Building a Better Future for Young People
September 30, 2025
As a high school student in Oklahoma, Bloomberg Fellow Lilly Bocquin worked as a peer educator, giving advice to her peers about healthy relationships and challenging the often unhealthy narratives pushed by pop culture.
During the COVID-19 pandemic, Bocquin began reflecting on her future. “I realized I wanted to make a shift and use my career to positively impact my community,” she recalls. Living in Texas at the time, she made the decision to move back to Oklahoma and dedicate herself to advancing sex education and public health.
Today, Bocquin serves as Director of Programs for Honestly: Youth Sexual Health, where she works with several organizations across the Oklahoma City metro area to improve adolescent health.
In her position, Bocquin manages several responsibilities, from coordinating communication campaigns to facilitating trainings for youth-serving professionals to managing strategic partnerships that keep the collaboration moving forward. But her innovative spirit goes beyond organizational leadership.
One of Bocquin’s most exciting projects centers on a research project utilizing a tool called biograffs. Originally designed as a therapeutic storytelling technique, biograffs allow participants to share experiences visually through a physical representation of narratives. Bocquin quickly saw their potential as a qualitative research tool for talking about potentially sensitive topics. With support from the Bloomberg American Health Initiative, she developed a capstone project applying biograffs to collect and analyze feedback directly from Oklahoma youth. The results have been so compelling that Bocquin has been invited to present at multiple conferences. “Biograffs provide unique, qualitative data,” she explains. “They give youth a way to process their experiences while helping us better understand their needs.”
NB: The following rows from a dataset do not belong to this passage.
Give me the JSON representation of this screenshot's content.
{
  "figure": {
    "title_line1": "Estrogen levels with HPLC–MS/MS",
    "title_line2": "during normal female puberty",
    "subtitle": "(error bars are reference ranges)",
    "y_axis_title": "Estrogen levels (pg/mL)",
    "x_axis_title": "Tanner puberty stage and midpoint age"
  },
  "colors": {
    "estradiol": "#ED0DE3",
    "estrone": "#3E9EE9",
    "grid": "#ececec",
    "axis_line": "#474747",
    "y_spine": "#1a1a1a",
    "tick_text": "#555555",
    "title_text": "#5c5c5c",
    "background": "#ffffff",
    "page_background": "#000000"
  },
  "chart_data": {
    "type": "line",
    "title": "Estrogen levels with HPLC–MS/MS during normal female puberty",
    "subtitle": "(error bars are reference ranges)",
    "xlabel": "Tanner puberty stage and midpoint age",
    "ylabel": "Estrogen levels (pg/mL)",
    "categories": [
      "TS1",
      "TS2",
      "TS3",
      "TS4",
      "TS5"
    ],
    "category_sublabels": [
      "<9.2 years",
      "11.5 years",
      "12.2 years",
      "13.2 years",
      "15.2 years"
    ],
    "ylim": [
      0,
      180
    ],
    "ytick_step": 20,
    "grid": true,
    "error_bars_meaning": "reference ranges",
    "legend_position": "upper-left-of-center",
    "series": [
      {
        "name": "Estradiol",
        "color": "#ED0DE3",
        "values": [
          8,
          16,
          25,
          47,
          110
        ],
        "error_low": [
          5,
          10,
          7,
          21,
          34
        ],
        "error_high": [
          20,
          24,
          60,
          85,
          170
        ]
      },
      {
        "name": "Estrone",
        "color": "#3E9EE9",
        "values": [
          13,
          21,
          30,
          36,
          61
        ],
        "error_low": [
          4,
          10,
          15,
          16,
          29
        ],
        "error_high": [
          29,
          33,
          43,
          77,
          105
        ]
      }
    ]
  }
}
The approach is especially important in a state like Oklahoma, where sexual health education can be politically polarizing. Yet Bocquin points out that public opinion tells a different story. According to a recent Amber Integrated survey, 82% of Oklahomans support teaching all forms of birth control in schools, and 89% want students to learn about healthy relationships, consent, and STI prevention. “Living in Oklahoma and working in adolescent sexual health is an interesting paradox,” Bocquin says. “But the data shows Oklahomans support sex education, even if elected officials seem less supportive.
Bocquin credits the Bloomberg Fellowship with giving her the education, resources, and network to meet this moment in public health. “Without the fellowship, I wouldn’t have been able to go to grad school,” she says. “They connected me with passionate peers, the best of the best in my field, and gave me access to opportunities that make my work stronger every single day.”